Completamente omesse le suddette fasi
procedimentali, la signora Tizia veniva per la prima volta raggiunta da
comunicazione dell’INPS soltanto il 18.01.2024, allorché riceveva la lettera
raccomandata con la quale dell’Istituto previdenziale comunicava l’irrogazione
della sanzione di cui all’art. 5, comma 14, del decreto-legge
12 settembre 1983, n. 463.
A cause delle suddette mancanze
procedimentali, la signora Tizia si era vista improvvisamente ed
inaspettatamente notificare il provvedimento sanzionatorio senza aver avuto la
possibilità di confermare il suo stato di malattia, peraltro correndo anche il
rischio di subire un procedimento disciplinare da parte dell’Azienda datrice di
lavoro, con conseguente possibile licenziamento per giusta causa.
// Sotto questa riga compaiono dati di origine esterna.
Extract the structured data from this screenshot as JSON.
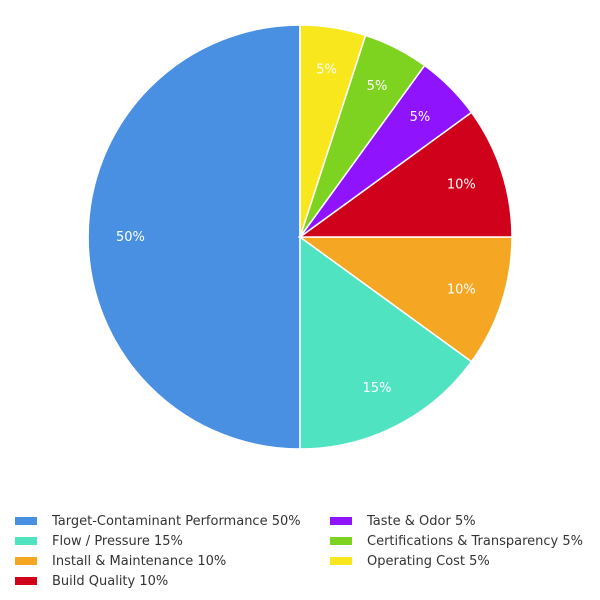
{
  "chart_data": {
    "type": "pie",
    "direction": "counterclockwise from top",
    "legend_position": "bottom",
    "slices": [
      {
        "label": "Target-Contaminant Performance",
        "value": 50,
        "data_label": "50%",
        "legend": "Target-Contaminant Performance 50%",
        "color": "#4a90e2"
      },
      {
        "label": "Flow / Pressure",
        "value": 15,
        "data_label": "15%",
        "legend": "Flow / Pressure 15%",
        "color": "#50e3c2"
      },
      {
        "label": "Install & Maintenance",
        "value": 10,
        "data_label": "10%",
        "legend": "Install & Maintenance 10%",
        "color": "#f5a623"
      },
      {
        "label": "Build Quality",
        "value": 10,
        "data_label": "10%",
        "legend": "Build Quality 10%",
        "color": "#d0021b"
      },
      {
        "label": "Taste & Odor",
        "value": 5,
        "data_label": "5%",
        "legend": "Taste & Odor 5%",
        "color": "#9013fe"
      },
      {
        "label": "Certifications & Transparency",
        "value": 5,
        "data_label": "5%",
        "legend": "Certifications & Transparency 5%",
        "color": "#7ed321"
      },
      {
        "label": "Operating Cost",
        "value": 5,
        "data_label": "5%",
        "legend": "Operating Cost 5%",
        "color": "#f8e71c"
      }
    ]
  }
}
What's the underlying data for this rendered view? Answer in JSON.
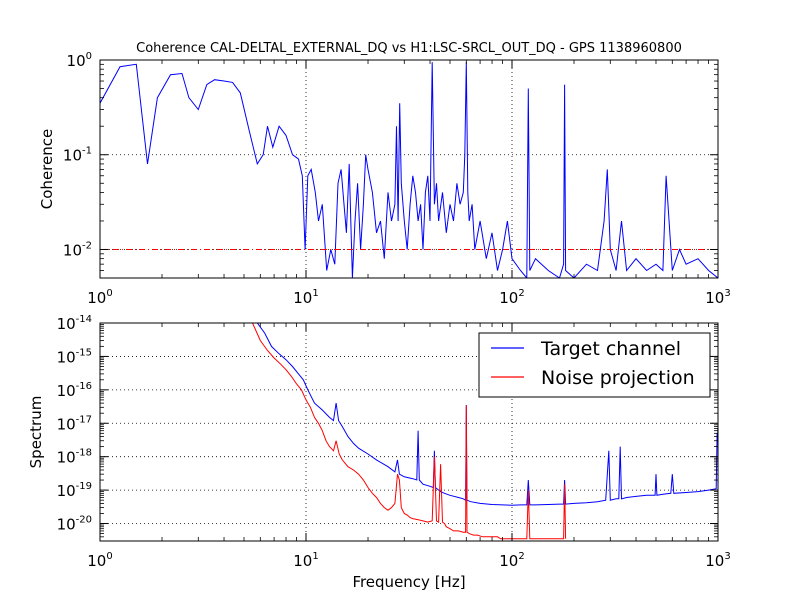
{
  "chart_data": [
    {
      "type": "line",
      "title": "Coherence CAL-DELTAL_EXTERNAL_DQ vs H1:LSC-SRCL_OUT_DQ - GPS 1138960800",
      "xlabel": "",
      "ylabel": "Coherence",
      "xscale": "log",
      "yscale": "log",
      "xlim": [
        1,
        1000
      ],
      "ylim": [
        0.005,
        1
      ],
      "x_ticks": [
        {
          "base": "10",
          "exp": "0"
        },
        {
          "base": "10",
          "exp": "1"
        },
        {
          "base": "10",
          "exp": "2"
        },
        {
          "base": "10",
          "exp": "3"
        }
      ],
      "y_ticks": [
        {
          "v": 1,
          "base": "10",
          "exp": "0"
        },
        {
          "v": 0.1,
          "base": "10",
          "exp": "-1"
        },
        {
          "v": 0.01,
          "base": "10",
          "exp": "-2"
        }
      ],
      "grid": true,
      "series": [
        {
          "color": "#0000ff",
          "style": "solid",
          "x": [
            1.0,
            1.25,
            1.5,
            1.7,
            1.9,
            2.2,
            2.5,
            2.7,
            3.0,
            3.3,
            3.6,
            4.0,
            4.4,
            4.8,
            5.3,
            5.8,
            6.2,
            6.5,
            6.9,
            7.4,
            8.0,
            8.6,
            9.2,
            9.6,
            9.9,
            10.2,
            10.6,
            11.1,
            11.5,
            12.0,
            12.6,
            13.2,
            13.8,
            14.3,
            14.8,
            15.3,
            15.7,
            16.2,
            16.8,
            17.3,
            17.8,
            18.4,
            19.0,
            19.5,
            20.0,
            21.0,
            22.0,
            23.0,
            24.0,
            25.0,
            26.0,
            27.0,
            27.5,
            28.0,
            28.5,
            29.0,
            30.0,
            31.0,
            32.0,
            33.0,
            34.0,
            35.0,
            36.0,
            37.0,
            38.0,
            39.0,
            40.0,
            41.0,
            42.0,
            43.0,
            44.0,
            46.0,
            48.0,
            50.0,
            52.0,
            54.0,
            56.0,
            58.0,
            59.0,
            60.0,
            61.0,
            62.0,
            64.0,
            66.0,
            70.0,
            75.0,
            80.0,
            85.0,
            90.0,
            95.0,
            100.0,
            110.0,
            118.0,
            120.0,
            122.0,
            130.0,
            150.0,
            170.0,
            178.0,
            180.0,
            182.0,
            200.0,
            230.0,
            260.0,
            280.0,
            290.0,
            300.0,
            320.0,
            340.0,
            360.0,
            400.0,
            450.0,
            500.0,
            540.0,
            560.0,
            600.0,
            650.0,
            700.0,
            800.0,
            900.0,
            1000.0
          ],
          "y": [
            0.35,
            0.85,
            0.9,
            0.08,
            0.4,
            0.7,
            0.72,
            0.4,
            0.3,
            0.55,
            0.62,
            0.6,
            0.58,
            0.45,
            0.18,
            0.08,
            0.1,
            0.2,
            0.12,
            0.2,
            0.16,
            0.1,
            0.09,
            0.06,
            0.01,
            0.06,
            0.07,
            0.04,
            0.02,
            0.03,
            0.006,
            0.01,
            0.007,
            0.05,
            0.07,
            0.03,
            0.015,
            0.08,
            0.005,
            0.02,
            0.05,
            0.01,
            0.03,
            0.1,
            0.07,
            0.04,
            0.015,
            0.02,
            0.008,
            0.04,
            0.02,
            0.03,
            0.2,
            0.02,
            0.35,
            0.05,
            0.02,
            0.01,
            0.03,
            0.06,
            0.04,
            0.02,
            0.03,
            0.01,
            0.04,
            0.06,
            0.02,
            0.95,
            0.03,
            0.05,
            0.02,
            0.04,
            0.015,
            0.03,
            0.02,
            0.05,
            0.03,
            0.04,
            0.1,
            0.95,
            0.04,
            0.02,
            0.03,
            0.01,
            0.02,
            0.008,
            0.015,
            0.006,
            0.01,
            0.02,
            0.008,
            0.006,
            0.005,
            0.5,
            0.006,
            0.008,
            0.006,
            0.005,
            0.007,
            0.55,
            0.006,
            0.005,
            0.007,
            0.006,
            0.02,
            0.07,
            0.01,
            0.006,
            0.02,
            0.006,
            0.008,
            0.006,
            0.007,
            0.006,
            0.06,
            0.006,
            0.01,
            0.007,
            0.008,
            0.006,
            0.005
          ]
        },
        {
          "color": "#ff0000",
          "style": "dashdot",
          "x": [
            1,
            1000
          ],
          "y": [
            0.01,
            0.01
          ]
        }
      ]
    },
    {
      "type": "line",
      "title": "",
      "xlabel": "Frequency [Hz]",
      "ylabel": "Spectrum",
      "xscale": "log",
      "yscale": "log",
      "xlim": [
        1,
        1000
      ],
      "ylim": [
        3e-21,
        1e-14
      ],
      "x_ticks": [
        {
          "base": "10",
          "exp": "0"
        },
        {
          "base": "10",
          "exp": "1"
        },
        {
          "base": "10",
          "exp": "2"
        },
        {
          "base": "10",
          "exp": "3"
        }
      ],
      "y_ticks": [
        {
          "v": 1e-14,
          "base": "10",
          "exp": "-14"
        },
        {
          "v": 1e-15,
          "base": "10",
          "exp": "-15"
        },
        {
          "v": 1e-16,
          "base": "10",
          "exp": "-16"
        },
        {
          "v": 1e-17,
          "base": "10",
          "exp": "-17"
        },
        {
          "v": 1e-18,
          "base": "10",
          "exp": "-18"
        },
        {
          "v": 1e-19,
          "base": "10",
          "exp": "-19"
        },
        {
          "v": 1e-20,
          "base": "10",
          "exp": "-20"
        }
      ],
      "grid": true,
      "legend_position": "top-right",
      "series": [
        {
          "name": "Target channel",
          "color": "#0000ff",
          "x": [
            5.8,
            6.3,
            6.8,
            7.4,
            8.0,
            8.6,
            9.2,
            9.7,
            10.2,
            11.0,
            12.0,
            13.0,
            13.6,
            14.0,
            14.4,
            15.0,
            16.0,
            17.0,
            18.0,
            20.0,
            22.0,
            25.0,
            27.0,
            27.8,
            28.4,
            30.0,
            33.0,
            34.5,
            35.0,
            35.5,
            37.0,
            40.0,
            41.5,
            42.0,
            42.5,
            45.0,
            47.0,
            50.0,
            55.0,
            58.0,
            59.5,
            60.0,
            60.5,
            63.0,
            70.0,
            80.0,
            90.0,
            100.0,
            110.0,
            118.0,
            120.0,
            122.0,
            130.0,
            150.0,
            170.0,
            178.0,
            180.0,
            182.0,
            200.0,
            230.0,
            260.0,
            285.0,
            295.0,
            300.0,
            320.0,
            330.0,
            335.0,
            340.0,
            360.0,
            400.0,
            450.0,
            495.0,
            500.0,
            505.0,
            540.0,
            590.0,
            600.0,
            610.0,
            700.0,
            800.0,
            900.0,
            980.0,
            990.0,
            995.0,
            998.0,
            1000.0
          ],
          "y": [
            1e-14,
            5e-15,
            2e-15,
            1.2e-15,
            8e-16,
            5e-16,
            3e-16,
            2e-16,
            1e-16,
            4e-17,
            2.5e-17,
            1.5e-17,
            1.2e-17,
            4e-17,
            1.2e-17,
            8e-18,
            4e-18,
            2.5e-18,
            1.8e-18,
            1.2e-18,
            8e-19,
            5e-19,
            3.5e-19,
            8e-19,
            3e-19,
            2.5e-19,
            2.2e-19,
            2e-19,
            6e-18,
            2e-19,
            1.5e-19,
            1.3e-19,
            1.2e-19,
            1.5e-18,
            1.2e-19,
            9e-20,
            8e-20,
            7e-20,
            6e-20,
            5.5e-20,
            5e-20,
            3.5e-17,
            5e-20,
            4.5e-20,
            4e-20,
            3.7e-20,
            3.6e-20,
            3.5e-20,
            3.6e-20,
            3.6e-20,
            2e-19,
            3.6e-20,
            3.6e-20,
            3.7e-20,
            3.8e-20,
            3.8e-20,
            2e-19,
            3.8e-20,
            4e-20,
            4.2e-20,
            4.5e-20,
            5e-20,
            1.5e-18,
            5e-20,
            5.5e-20,
            5.5e-20,
            2e-18,
            5.5e-20,
            6e-20,
            6.5e-20,
            7e-20,
            7e-20,
            3e-19,
            7e-20,
            7.5e-20,
            8e-20,
            3e-19,
            8e-20,
            8.5e-20,
            9e-20,
            1e-19,
            1.1e-19,
            5e-18,
            3e-18,
            7e-18,
            3e-18
          ]
        },
        {
          "name": "Noise projection",
          "color": "#ff0000",
          "x": [
            5.5,
            6.0,
            6.5,
            7.0,
            7.5,
            8.0,
            8.5,
            9.0,
            9.5,
            10.0,
            10.5,
            11.0,
            11.5,
            12.0,
            12.5,
            13.0,
            13.6,
            14.0,
            14.5,
            15.0,
            16.0,
            17.0,
            18.0,
            19.0,
            20.0,
            21.0,
            22.0,
            23.0,
            24.0,
            25.0,
            26.0,
            27.0,
            27.8,
            28.4,
            29.0,
            30.0,
            31.0,
            32.0,
            33.0,
            35.0,
            37.0,
            39.0,
            41.0,
            42.0,
            43.0,
            44.0,
            45.0,
            46.0,
            47.0,
            48.0,
            50.0,
            52.0,
            55.0,
            58.0,
            59.5,
            60.0,
            60.5,
            62.0,
            65.0,
            68.0,
            72.0,
            76.0,
            80.0,
            85.0,
            88.0,
            118.0,
            120.0,
            122.0,
            178.0,
            180.0,
            182.0
          ],
          "y": [
            1e-14,
            3e-15,
            1.5e-15,
            9e-16,
            6e-16,
            4e-16,
            2.5e-16,
            1.5e-16,
            1e-16,
            5e-17,
            3e-17,
            1.5e-17,
            1e-17,
            6e-18,
            3e-18,
            2e-18,
            1.5e-18,
            3e-18,
            1.2e-18,
            8e-19,
            5e-19,
            4e-19,
            3e-19,
            2e-19,
            1.2e-19,
            8e-20,
            6e-20,
            4e-20,
            3e-20,
            2.5e-20,
            3e-20,
            4e-20,
            3e-19,
            2e-19,
            3e-20,
            2e-20,
            1.8e-20,
            1.5e-20,
            1.4e-20,
            1.3e-20,
            1.2e-20,
            1.1e-20,
            1.2e-20,
            1e-18,
            1.2e-20,
            1.1e-20,
            6e-19,
            1.1e-20,
            1e-20,
            8e-21,
            7e-21,
            6e-21,
            6e-21,
            5.5e-21,
            5.5e-21,
            3.5e-17,
            5.5e-21,
            5e-21,
            4.5e-21,
            4.5e-21,
            4e-21,
            4e-21,
            4e-21,
            4e-21,
            3.5e-21,
            3.5e-21,
            1e-19,
            3.5e-21,
            3.5e-21,
            1.5e-19,
            3.5e-21
          ]
        }
      ]
    }
  ]
}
Inoltre, qualora l’assenza al domicilio si
fosse dovuta ritenere circostanza effettivamente verificatasi, a causa delle suddette
omissioni procedimentali la signora Tizia non era stata posta in condizione di
fornire i motivi giustificativi dell’assenza: ella, infatti, avrebbe potuto
ipoteticamente addurre a motivazione dell’assenza una qualsiasi causa
giustificativa tra quelle individuate dall’INPS nella Circolare 8 agosto 1984, n.
183, ovvero, una di quelle di volta in volta individuate dalla giurisprudenza
di legittimità (visita medica, cure urgenti, attività di volontariato,
assistenza ad un familiare ricoverato in ospedale; cfr., ex plurimis,
Cass. n. 14503/1999; Cass. n. 4247/2004; Cass. n. 12458/1998; Cass. n.
2604/1990; Cass. n. 5718/2010; Cass. n. 10661/2016).
3. La domanda di annullamento e la decisione
dell’INPS
In virtù dei motivi sopra esposti, si chiedeva
al Comitato Provinciale dell’INPS di accertare e dichiarare l’illegittimità del
provvedimento sanzionatorio adottato dall’INPS-Sede di Torino.
Esaminato il ricorso, l’INPS-Sede di Torino – ai sensi dell’art. 21-nonies della Legge 7 agosto 1990, n. 241, nonché dell’art. 6 del Regolamento INPS 27 settembre 2006, n. 275, recante disposizioni in materia di autotutela – disponeva d’ufficio l’annullamento del provvedimento.